Il est à noter que Ahuncycle, le groupe de transport actif d’Ahuntsic-Cartierville, la rue Tolhurst ne fait pas partie du «réseau hivernal réaliste» (lien ici) sur leur carte présentant les 18 kilomètres du réseau des pistes cyclables de l’arrondissement utilisables l’hiver.

Les bandes cyclables de la rue Tolhurst étaient invisibles et inutilisables presque tout l’hiver (Photos : jdv – Philippe Rachiele) – Pour voir les photos en grand format, cliquez ici

En entrevue avec le JDV, Dominique Paquin, directeur des travaux publics d’Ahuntsic-Cartierville, a mentionné au JDV que les employés de l’arrondissement ainsi que les entrepreneurs privés de déneigement se fiaient à la politique de déneigement de la Ville de Montréal (Pdf ici) pour les normes à suivre.

M. Paquin donnait comme exemple que le dégagement des trottoirs et des chaussées débutait dès la chute de 2,5 cm de neige et que le dégagement se répétait en continu toutes les deux-trois heures, et cela jusqu’à la fin des précipitations.  Par la suite, l’objectif est de terminer de tout déblayer quatre heures après la fin des précipitations.

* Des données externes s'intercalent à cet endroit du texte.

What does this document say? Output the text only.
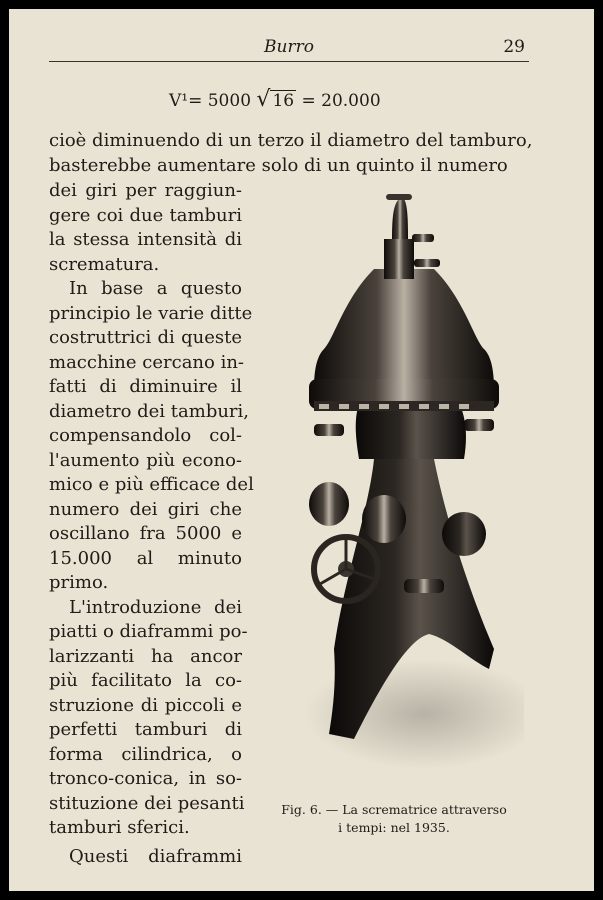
Burro	29
V¹= 5000 √ 16 = 20.000
cioè diminuendo di un terzo il diametro del tamburo,
basterebbe aumentare solo di un quinto il numero
dei giri per raggiun-
gere coi due tamburi
la stessa intensità di
scrematura.
In base a questo
principio le varie ditte
costruttrici di queste
macchine cercano in-
fatti di diminuire il
diametro dei tamburi,
compensandolo col-
l'aumento più econo-
mico e più efficace del
numero dei giri che
oscillano fra 5000 e
15.000 al minuto
primo.
L'introduzione dei
piatti o diaframmi po-
larizzanti ha ancor
più facilitato la co-
struzione di piccoli e
perfetti tamburi di
forma cilindrica, o
tronco-conica, in so-
stituzione dei pesanti
tamburi sferici.
Questi diaframmi
Fig. 6. — La scrematrice attraverso
i tempi: nel 1935.
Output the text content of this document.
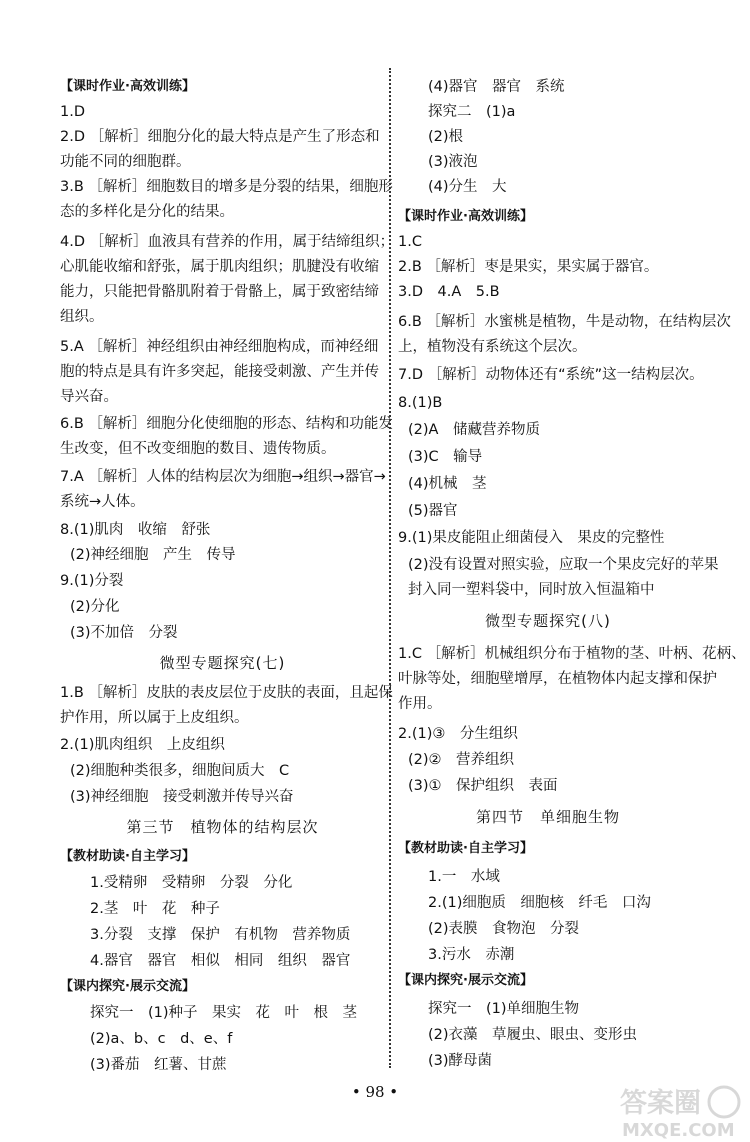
【课时作业·高效训练】
1.D
2.D ［解析］细胞分化的最大特点是产生了形态和
功能不同的细胞群。
3.B ［解析］细胞数目的增多是分裂的结果，细胞形
态的多样化是分化的结果。
4.D ［解析］血液具有营养的作用，属于结缔组织；
心肌能收缩和舒张，属于肌肉组织；肌腱没有收缩
能力，只能把骨骼肌附着于骨骼上，属于致密结缔
组织。
5.A ［解析］神经组织由神经细胞构成，而神经细
胞的特点是具有许多突起，能接受刺激、产生并传
导兴奋。
6.B ［解析］细胞分化使细胞的形态、结构和功能发
生改变，但不改变细胞的数目、遗传物质。
7.A ［解析］人体的结构层次为细胞→组织→器官→
系统→人体。
8.(1)肌肉　收缩　舒张
(2)神经细胞　产生　传导
9.(1)分裂
(2)分化
(3)不加倍　分裂
微型专题探究(七)
1.B ［解析］皮肤的表皮层位于皮肤的表面，且起保
护作用，所以属于上皮组织。
2.(1)肌肉组织　上皮组织
(2)细胞种类很多，细胞间质大　C
(3)神经细胞　接受刺激并传导兴奋
第三节　植物体的结构层次
【教材助读·自主学习】
1.受精卵　受精卵　分裂　分化
2.茎　叶　花　种子
3.分裂　支撑　保护　有机物　营养物质
4.器官　器官　相似　相同　组织　器官
【课内探究·展示交流】
探究一　(1)种子　果实　花　叶　根　茎
(2)a、b、c　d、e、f
(3)番茄　红薯、甘蔗
(4)器官　器官　系统
探究二　(1)a
(2)根
(3)液泡
(4)分生　大
【课时作业·高效训练】
1.C
2.B ［解析］枣是果实，果实属于器官。
3.D　4.A　5.B
6.B ［解析］水蜜桃是植物，牛是动物，在结构层次
上，植物没有系统这个层次。
7.D ［解析］动物体还有“系统”这一结构层次。
8.(1)B
(2)A　储藏营养物质
(3)C　输导
(4)机械　茎
(5)器官
9.(1)果皮能阻止细菌侵入　果皮的完整性
(2)没有设置对照实验，应取一个果皮完好的苹果
封入同一塑料袋中，同时放入恒温箱中
微型专题探究(八)
1.C ［解析］机械组织分布于植物的茎、叶柄、花柄、
叶脉等处，细胞壁增厚，在植物体内起支撑和保护
作用。
2.(1)③　分生组织
(2)②　营养组织
(3)①　保护组织　表面
第四节　单细胞生物
【教材助读·自主学习】
1.一　水域
2.(1)细胞质　细胞核　纤毛　口沟
(2)表膜　食物泡　分裂
3.污水　赤潮
【课内探究·展示交流】
探究一　(1)单细胞生物
(2)衣藻　草履虫、眼虫、变形虫
(3)酵母菌
• 98 •	答案圈
MXQE.COM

Selon la politique de déneigement, les chaussées sont dégagées selon deux niveaux de service. Le premier niveau concerne les rues de priorité 1 (artères, hôpital, voies réservées) et de priorité 2 (collectrices, circuit d’autobus, débarcadère d’écoliers, commerciales). Le deuxième niveau, quant à lui, concerne surtout les rues résidentielles.  Pour les trottoirs, « qu’ils soient situés sur des rues de priorité 1, 2 ou 3, ils sont déblayés selon les mêmes normes opérationnelles ».

Toujours selon la politique de déneigement de la Ville, pour le réseau cyclable qui fait partie du réseau « quatre saison, les voies bénéficient du même niveau de service que la chaussée sur laquelle elles se situent. ».  Cependant, en pratique, certaines voies semblaient plus difficiles à conserver en bon état, notamment comme on peut le voir sur nos photos de la rue Tolhurst ainsi que sur les bandes cyclables qui longent le boulevard Henri-Bourassa Ouest, notamment sous le viaduc Henri-Bourassa.

La bande cyclable Henri-Bourassa sous le viaduc Bois-de-Boulogne était presque toujours inutilisable l’hiver (photo prise le 18 mars 2022) (Photo : jdv – Philippe Rachiele)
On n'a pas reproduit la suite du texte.